Shalevs vorhergehende Werke "Mann und Frau", in der es um eine Trennung eines Paares nach vielen Jahren geht; "Liebesleben", worin die Autorin die obsessive Liebe einer jungen Frau zu einem wesentlich älteren Mann beschreibt und "Späte Familie", die Geschichte einer sich neu findenden Patchwork-Familie haben mich alle begeistert und so kann man mich getrost als Fan der israelischen Star-Autorin bezeichnen.

Umso gespannter war ich auf ihren neuen Roman und bin nicht enttäuscht worden. Die Geschichte vereint die Geschichte dreier Familienmitglieder: der Mutter Chemda, die dem Ende ihres Lebens entgegen sieht und dieses Revue passieren läßt und versucht, ihren Frieden mit dessen Verlauf, den sie lange Zeit in einem Kibbuz verbrachte, zu finden. Der zweite Hauptdarsteller ist Chemdas Sohn Avner, den sie mehr liebte als ihre Tochter Dina, die Dritte im Bunde.

Avner hadert mit seinem Leben.

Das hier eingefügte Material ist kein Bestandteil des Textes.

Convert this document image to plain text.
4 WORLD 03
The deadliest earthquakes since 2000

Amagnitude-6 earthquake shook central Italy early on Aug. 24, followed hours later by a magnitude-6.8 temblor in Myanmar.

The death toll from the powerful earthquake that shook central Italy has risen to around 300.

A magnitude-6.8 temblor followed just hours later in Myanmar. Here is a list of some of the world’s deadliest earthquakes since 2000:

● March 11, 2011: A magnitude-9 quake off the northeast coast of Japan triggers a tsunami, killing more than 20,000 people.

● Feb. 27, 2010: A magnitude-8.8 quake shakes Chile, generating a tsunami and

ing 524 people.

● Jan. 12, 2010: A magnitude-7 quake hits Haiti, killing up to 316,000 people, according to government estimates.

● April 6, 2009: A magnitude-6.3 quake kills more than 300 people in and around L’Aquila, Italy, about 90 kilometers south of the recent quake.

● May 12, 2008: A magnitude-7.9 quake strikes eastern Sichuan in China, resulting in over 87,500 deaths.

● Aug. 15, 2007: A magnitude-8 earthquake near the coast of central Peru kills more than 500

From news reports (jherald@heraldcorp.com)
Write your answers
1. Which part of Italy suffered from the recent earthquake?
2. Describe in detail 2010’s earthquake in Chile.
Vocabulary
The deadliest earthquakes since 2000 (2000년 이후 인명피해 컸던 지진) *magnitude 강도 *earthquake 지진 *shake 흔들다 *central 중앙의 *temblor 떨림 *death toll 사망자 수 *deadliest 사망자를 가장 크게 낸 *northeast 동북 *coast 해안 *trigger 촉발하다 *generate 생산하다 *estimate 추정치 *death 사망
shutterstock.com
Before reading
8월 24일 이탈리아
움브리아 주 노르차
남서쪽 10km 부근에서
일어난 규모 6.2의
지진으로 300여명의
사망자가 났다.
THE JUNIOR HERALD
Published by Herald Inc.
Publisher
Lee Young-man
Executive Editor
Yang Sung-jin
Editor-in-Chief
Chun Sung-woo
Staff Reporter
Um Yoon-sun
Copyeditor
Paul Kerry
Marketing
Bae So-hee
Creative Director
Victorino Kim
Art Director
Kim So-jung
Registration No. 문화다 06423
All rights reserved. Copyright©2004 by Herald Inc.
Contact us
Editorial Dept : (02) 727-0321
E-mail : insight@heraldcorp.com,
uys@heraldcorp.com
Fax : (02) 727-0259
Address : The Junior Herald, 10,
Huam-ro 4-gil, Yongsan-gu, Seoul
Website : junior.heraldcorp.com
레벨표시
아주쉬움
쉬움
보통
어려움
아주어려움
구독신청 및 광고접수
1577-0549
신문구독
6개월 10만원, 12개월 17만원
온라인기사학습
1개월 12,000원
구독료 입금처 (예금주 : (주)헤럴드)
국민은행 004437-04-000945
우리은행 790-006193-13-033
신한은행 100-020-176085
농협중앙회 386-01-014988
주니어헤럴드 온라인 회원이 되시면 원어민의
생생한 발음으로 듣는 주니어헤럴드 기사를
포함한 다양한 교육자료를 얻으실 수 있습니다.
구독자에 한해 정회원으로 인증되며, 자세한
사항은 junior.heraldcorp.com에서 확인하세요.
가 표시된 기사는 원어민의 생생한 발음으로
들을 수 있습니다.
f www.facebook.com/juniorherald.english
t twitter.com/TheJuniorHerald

Obwohl er als erfolgreicher Anwalt für Menschenrechte arbeitet und eine Familie mit zwei Söhnen hat, ist er zutiefst unzufrieden, möchte ausbrechen aus einer lieblosen Ehe, die er viel zu früh eingegangen ist. Er möchte am Ende seines Lebens mit Liebe aus demselben scheiden, so wie er es am Nachbarbett seiner kranken Mutter im Krankenhaus bei einem Paar erleben durfte. Er verliebt sich in die zurückbleibende Geliebte des Sterbenden, sie ist für ihn aber unerreichbar.

Dina ist die ungeliebte Tochter und liebt vielleicht deshalb ihre einzige eigene Tochter umso mehr.